Mettre en contexte pour se mettre en train (2)


Le douze novembre, tout seul chez nous, sans chercher le trouble, je me suis assis devant l’ordi et j’ai relevé mon courrier. Routine. Un message Google m’informait que mon nom était paru sur le Net ce jour-là. Routine. Dans un texte de Richard Martineau…


Pas la routine.

Depuis vingt ans, cette anguille humaine a pris un luxe de précautions inouï pour éviter de confronter quiconque serait susceptible de se défendre. Jamais on ne l’a vu débattre : ni dans un journal avec ses lecteurs qui soumettaient des réactions articulées, ni sur le web, ni à la télé, ni à la radio, ni au Dollarama, ni dans les magazines imbéciles qu’il a dégradés davantage avec cette insouciance tâcheronne qui le caractérise, et qui déguise pourtant bien pire : l’impuissance de cet homme-là, sa crainte permanente d’être démasqué (imprimée dans sa face, trahie par ces yeux furtifs et cet intarissable trou qui lui sert à dégoiser), et son hostilité sournoise envers sa propre société. Je ne connais pas de spécimen plus dégénéré, aussi nuisible que ce tartuffe parmi ce que ma génération avait de mieux à offrir et qu’elle aura produit de pire. Jean-Luc Mongrain croit au moins en quelque chose, et son discours est constant, et son action suit son discours. Gilles Proulx est un amuseur inoffensif sur cette échelle. Arcand est un journaliste. Mais qui, quel démagogue sans foi ni loi ni le moindre scrupule se mesure à Martineau dans notre génération? On a dit, un peu tôt, Jeff Fillion. Liquidé, Fillion, malgré les vœux de son auditoire. Un porc, ajoute finement Madame Martineau.

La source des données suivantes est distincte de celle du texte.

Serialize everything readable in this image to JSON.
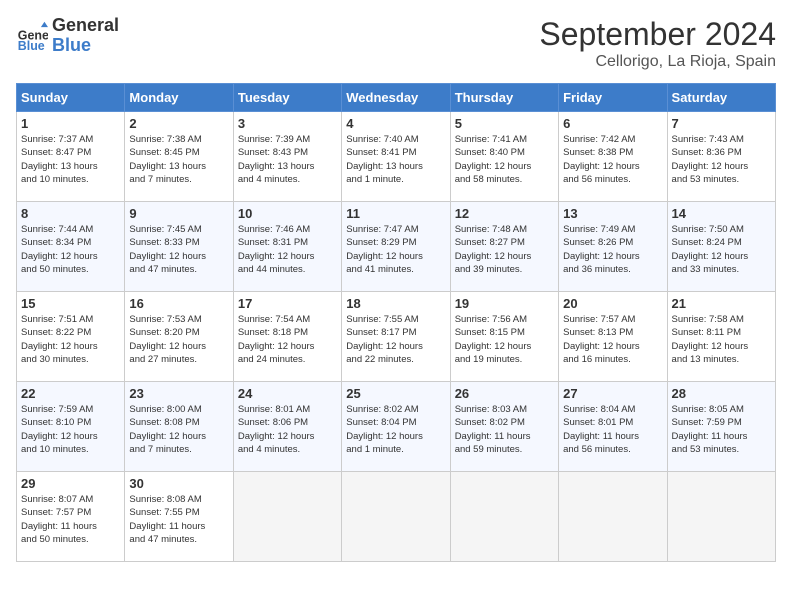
{
  "header": {
    "logo_line1": "General",
    "logo_line2": "Blue",
    "month": "September 2024",
    "location": "Cellorigo, La Rioja, Spain"
  },
  "columns": [
    "Sunday",
    "Monday",
    "Tuesday",
    "Wednesday",
    "Thursday",
    "Friday",
    "Saturday"
  ],
  "weeks": [
    [
      {
        "day": "1",
        "info": "Sunrise: 7:37 AM\nSunset: 8:47 PM\nDaylight: 13 hours\nand 10 minutes."
      },
      {
        "day": "2",
        "info": "Sunrise: 7:38 AM\nSunset: 8:45 PM\nDaylight: 13 hours\nand 7 minutes."
      },
      {
        "day": "3",
        "info": "Sunrise: 7:39 AM\nSunset: 8:43 PM\nDaylight: 13 hours\nand 4 minutes."
      },
      {
        "day": "4",
        "info": "Sunrise: 7:40 AM\nSunset: 8:41 PM\nDaylight: 13 hours\nand 1 minute."
      },
      {
        "day": "5",
        "info": "Sunrise: 7:41 AM\nSunset: 8:40 PM\nDaylight: 12 hours\nand 58 minutes."
      },
      {
        "day": "6",
        "info": "Sunrise: 7:42 AM\nSunset: 8:38 PM\nDaylight: 12 hours\nand 56 minutes."
      },
      {
        "day": "7",
        "info": "Sunrise: 7:43 AM\nSunset: 8:36 PM\nDaylight: 12 hours\nand 53 minutes."
      }
    ],
    [
      {
        "day": "8",
        "info": "Sunrise: 7:44 AM\nSunset: 8:34 PM\nDaylight: 12 hours\nand 50 minutes."
      },
      {
        "day": "9",
        "info": "Sunrise: 7:45 AM\nSunset: 8:33 PM\nDaylight: 12 hours\nand 47 minutes."
      },
      {
        "day": "10",
        "info": "Sunrise: 7:46 AM\nSunset: 8:31 PM\nDaylight: 12 hours\nand 44 minutes."
      },
      {
        "day": "11",
        "info": "Sunrise: 7:47 AM\nSunset: 8:29 PM\nDaylight: 12 hours\nand 41 minutes."
      },
      {
        "day": "12",
        "info": "Sunrise: 7:48 AM\nSunset: 8:27 PM\nDaylight: 12 hours\nand 39 minutes."
      },
      {
        "day": "13",
        "info": "Sunrise: 7:49 AM\nSunset: 8:26 PM\nDaylight: 12 hours\nand 36 minutes."
      },
      {
        "day": "14",
        "info": "Sunrise: 7:50 AM\nSunset: 8:24 PM\nDaylight: 12 hours\nand 33 minutes."
      }
    ],
    [
      {
        "day": "15",
        "info": "Sunrise: 7:51 AM\nSunset: 8:22 PM\nDaylight: 12 hours\nand 30 minutes."
      },
      {
        "day": "16",
        "info": "Sunrise: 7:53 AM\nSunset: 8:20 PM\nDaylight: 12 hours\nand 27 minutes."
      },
      {
        "day": "17",
        "info": "Sunrise: 7:54 AM\nSunset: 8:18 PM\nDaylight: 12 hours\nand 24 minutes."
      },
      {
        "day": "18",
        "info": "Sunrise: 7:55 AM\nSunset: 8:17 PM\nDaylight: 12 hours\nand 22 minutes."
      },
      {
        "day": "19",
        "info": "Sunrise: 7:56 AM\nSunset: 8:15 PM\nDaylight: 12 hours\nand 19 minutes."
      },
      {
        "day": "20",
        "info": "Sunrise: 7:57 AM\nSunset: 8:13 PM\nDaylight: 12 hours\nand 16 minutes."
      },
      {
        "day": "21",
        "info": "Sunrise: 7:58 AM\nSunset: 8:11 PM\nDaylight: 12 hours\nand 13 minutes."
      }
    ],
    [
      {
        "day": "22",
        "info": "Sunrise: 7:59 AM\nSunset: 8:10 PM\nDaylight: 12 hours\nand 10 minutes."
      },
      {
        "day": "23",
        "info": "Sunrise: 8:00 AM\nSunset: 8:08 PM\nDaylight: 12 hours\nand 7 minutes."
      },
      {
        "day": "24",
        "info": "Sunrise: 8:01 AM\nSunset: 8:06 PM\nDaylight: 12 hours\nand 4 minutes."
      },
      {
        "day": "25",
        "info": "Sunrise: 8:02 AM\nSunset: 8:04 PM\nDaylight: 12 hours\nand 1 minute."
      },
      {
        "day": "26",
        "info": "Sunrise: 8:03 AM\nSunset: 8:02 PM\nDaylight: 11 hours\nand 59 minutes."
      },
      {
        "day": "27",
        "info": "Sunrise: 8:04 AM\nSunset: 8:01 PM\nDaylight: 11 hours\nand 56 minutes."
      },
      {
        "day": "28",
        "info": "Sunrise: 8:05 AM\nSunset: 7:59 PM\nDaylight: 11 hours\nand 53 minutes."
      }
    ],
    [
      {
        "day": "29",
        "info": "Sunrise: 8:07 AM\nSunset: 7:57 PM\nDaylight: 11 hours\nand 50 minutes."
      },
      {
        "day": "30",
        "info": "Sunrise: 8:08 AM\nSunset: 7:55 PM\nDaylight: 11 hours\nand 47 minutes."
      },
      {
        "day": "",
        "info": ""
      },
      {
        "day": "",
        "info": ""
      },
      {
        "day": "",
        "info": ""
      },
      {
        "day": "",
        "info": ""
      },
      {
        "day": "",
        "info": ""
      }
    ]
  ]
}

Or, Fillion n’a jamais été, tant s’en faut, pernicieux comme ce bouffon avide, ce parvenu dévorant qui a aidé à l’éliminer. Combien de journalistes recoivent de la merde sous enveloppe au bureau de la rédaction et s’en vantent comme s’ils étaient le jeune Jean-Pierre Charbonneau se faisant tirer en plein Devoir pour stopper son enquête sur le crime organisé?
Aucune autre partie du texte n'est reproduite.